Co-founding the Chandaria Foundation with her husband Manu almost 60 years ago, Aruna prefers keeping a low profile.

But ever since they moved in 1969 to Nairobi’s Muthaiga, into the home of the former Cabinet Minister Bruce McKenzie, she has been a masterful homemaker and dedicated gardener.

She is also an author, having compiled ‘The World of Rice: 101 Delicious Recipes’, and a craftswoman whose tapestries adorn multiple walls in her beautiful home.

But it’s the garden, including her three greenhouses, that have given her the highest public profile since she has won a myriad of awards over the years, for both her flowers, especially her orchids and also from her tasteful floral arrangements.

“I studied at the Sogetsu School of Ikebana in Japan,” says Aruna who is a qualified teacher of this age-old Asian art.

Having made several trips to Japan over the years, she also learnt the art of creating and caring for Bonsai trees.
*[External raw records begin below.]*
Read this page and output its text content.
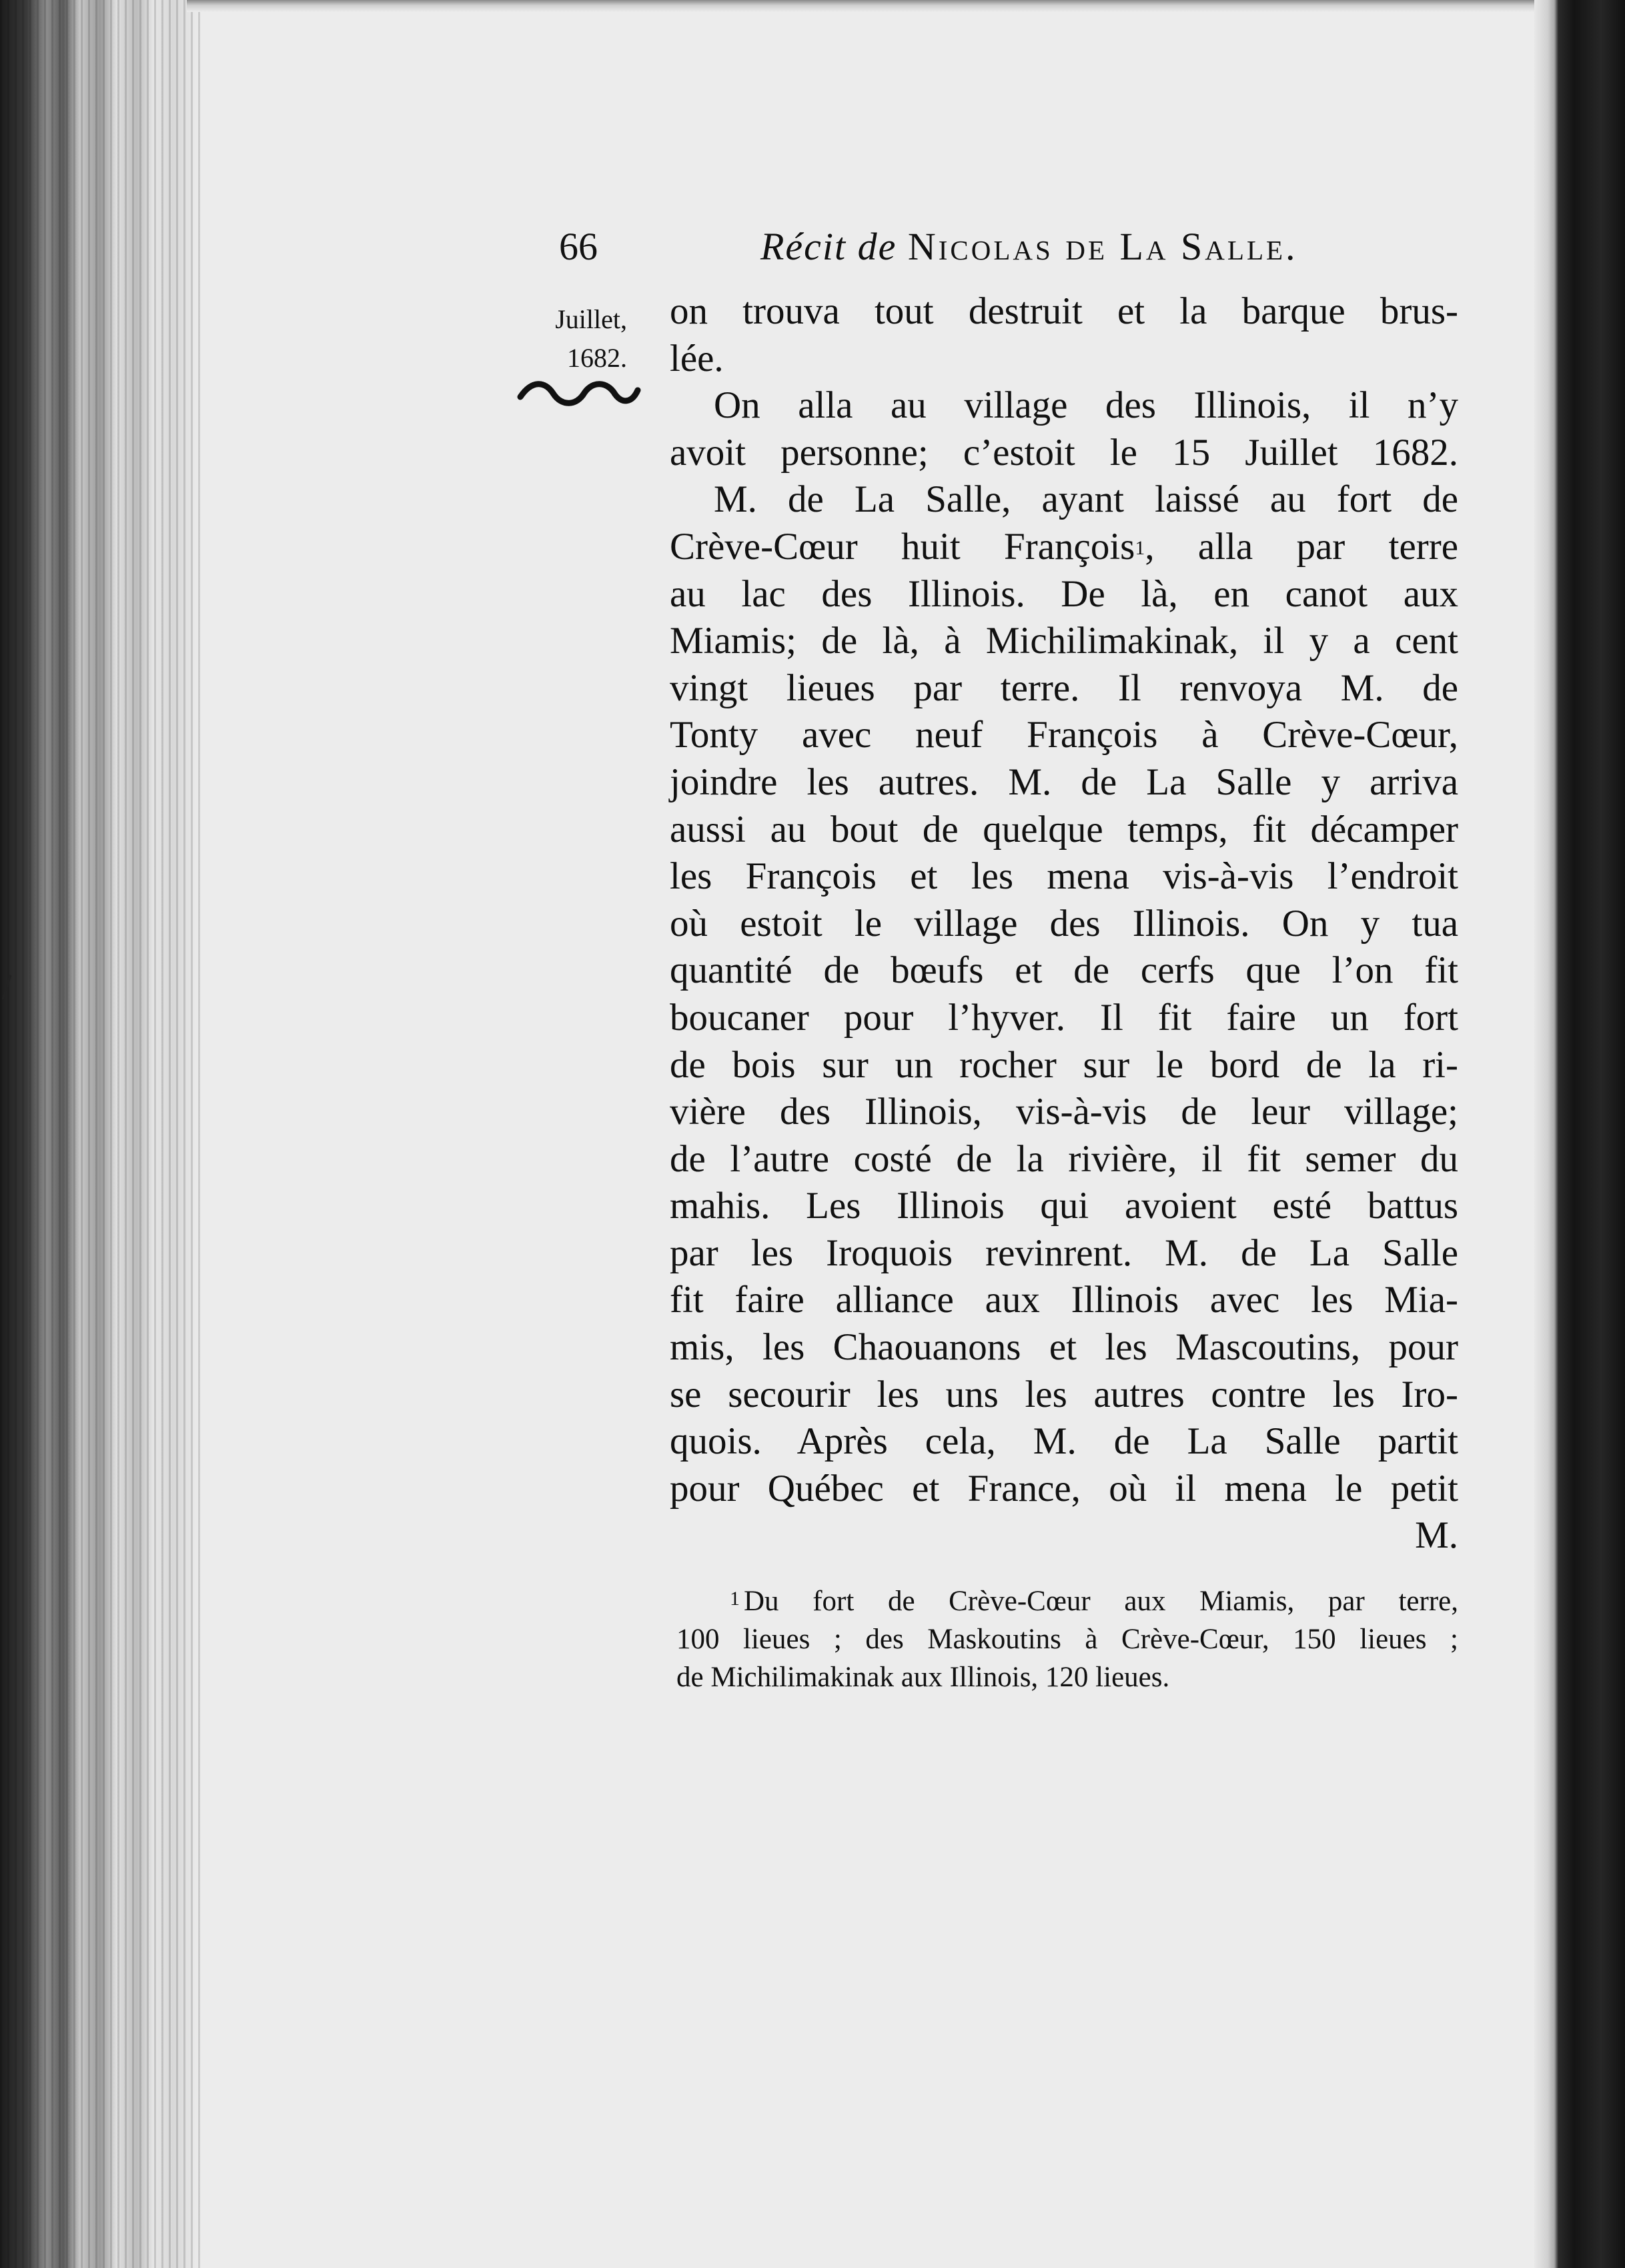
66	Récit de Nicolas de La Salle.
Juillet,
1682.
on trouva tout destruit et la barque brus-
lée.
On alla au village des Illinois, il n’y
avoit personne; c’estoit le 15 Juillet 1682.
M. de La Salle, ayant laissé au fort de
Crève-Cœur huit François$^1$, alla par terre
au lac des Illinois. De là, en canot aux
Miamis; de là, à Michilimakinak, il y a cent
vingt lieues par terre. Il renvoya M. de
Tonty avec neuf François à Crève-Cœur,
joindre les autres. M. de La Salle y arriva
aussi au bout de quelque temps, fit décamper
les François et les mena vis-à-vis l’endroit
où estoit le village des Illinois. On y tua
quantité de bœufs et de cerfs que l’on fit
boucaner pour l’hyver. Il fit faire un fort
de bois sur un rocher sur le bord de la ri-
vière des Illinois, vis-à-vis de leur village;
de l’autre costé de la rivière, il fit semer du
mahis. Les Illinois qui avoient esté battus
par les Iroquois revinrent. M. de La Salle
fit faire alliance aux Illinois avec les Mia-
mis, les Chaouanons et les Mascoutins, pour
se secourir les uns les autres contre les Iro-
quois. Après cela, M. de La Salle partit
pour Québec et France, où il mena le petit
M.
1 Du fort de Crève-Cœur aux Miamis, par terre,
100 lieues ; des Maskoutins à Crève-Cœur, 150 lieues ;
de Michilimakinak aux Illinois, 120 lieues.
She has a number of these graceful miniature trees doing well in one of her green houses.

The greenhouses are where most of her orchids are coming into bloom.

“Unfortunately, this is not the season for most of my plants to be in bloom,” she says, adding that October is a better month to come back and see the garden in its full glory.

Nonetheless, Aruna’s five-acre garden is a showcase of greenery and glowing colours that makes a walk around the grounds a glorious opportunity to see both indigenous and exotic plants, shrubs and trees.

“As we have travelled [extensively] over the years, I have managed to pick up plants in many countries,” says Aruna, recalling how she has got permits to bring in exotic plants from Singapore, Malaysia and Holland as well as from Australia, India, New Zealand and elsewhere.

“I even have one from the Belgian ambassador who I used to share cuttings [from the garden] with; and then he shared one of his Belgian plants in return,” she adds.

The one shrub that never lets Aruna down irrespective of the season is the bougainvillea.

“It blooms in all colours as you can see for yourself. We have ones that are orange, pink, white, red and deep maroon.”

One joy that Aruna has had over the years is watching her plants proliferate. “Many of them started as just a single plant which then grew into a whole patch,” she says.

That is clearly what happened with her anthurium as well as with her bougainvillea, honeysuckle and the monstera deliciosa (or ‘swiss cheese plant’) that she was given by a friend from Latin America.

One of the oldest areas of the Chandaria’s lush green grounds is the rock garden which Aruna says she and Manu designed together soon after they bought the house half a century ago.

Filled with several boulders and many rocks that are laid down in geometric patterns, the rock garden also features a gushing waterfall that flows into a pond filled with water lilies, bamboo; and just beside the pond, Aruna’s planted a bottlebrush tree.

The bottlebrush is another tree that has retained its bright red flowers during Nairobi’s cold ‘winter’ months unlike other plants at the Chandaria’s that behave more like her ‘Touch me not’s’. These are sensitive shrubs that fold up their leaves and droop when touched as a means of protecting themselves.

Aruna has the patience to wait for the warm weather when all her flowers bloom and bask in the equatorial sun. However, the one thing she has no patience for are the monkeys that like to come and eat her orchids.

“That is why we have had to cover them in [cage-like] mesh so as to keep the monkeys out,” she says.

Otherwise, Aruna has spent many years sharing her garden with family, friends and guests who come from all over the world to meet her family and walk with her around the garden.

Nowadays, she is not quite as hands-on a gardener as she was in years past.

Even so, she walks the grounds early every day and gives instructions to her staff who help her maintain its well-tended look.

She adds that they are vigilant, even when she is away either visiting her children and grandchildren in Europe and the US or travelling with her husband for the Chandaria Foundation, one of the oldest philanthropic organisations in Africa.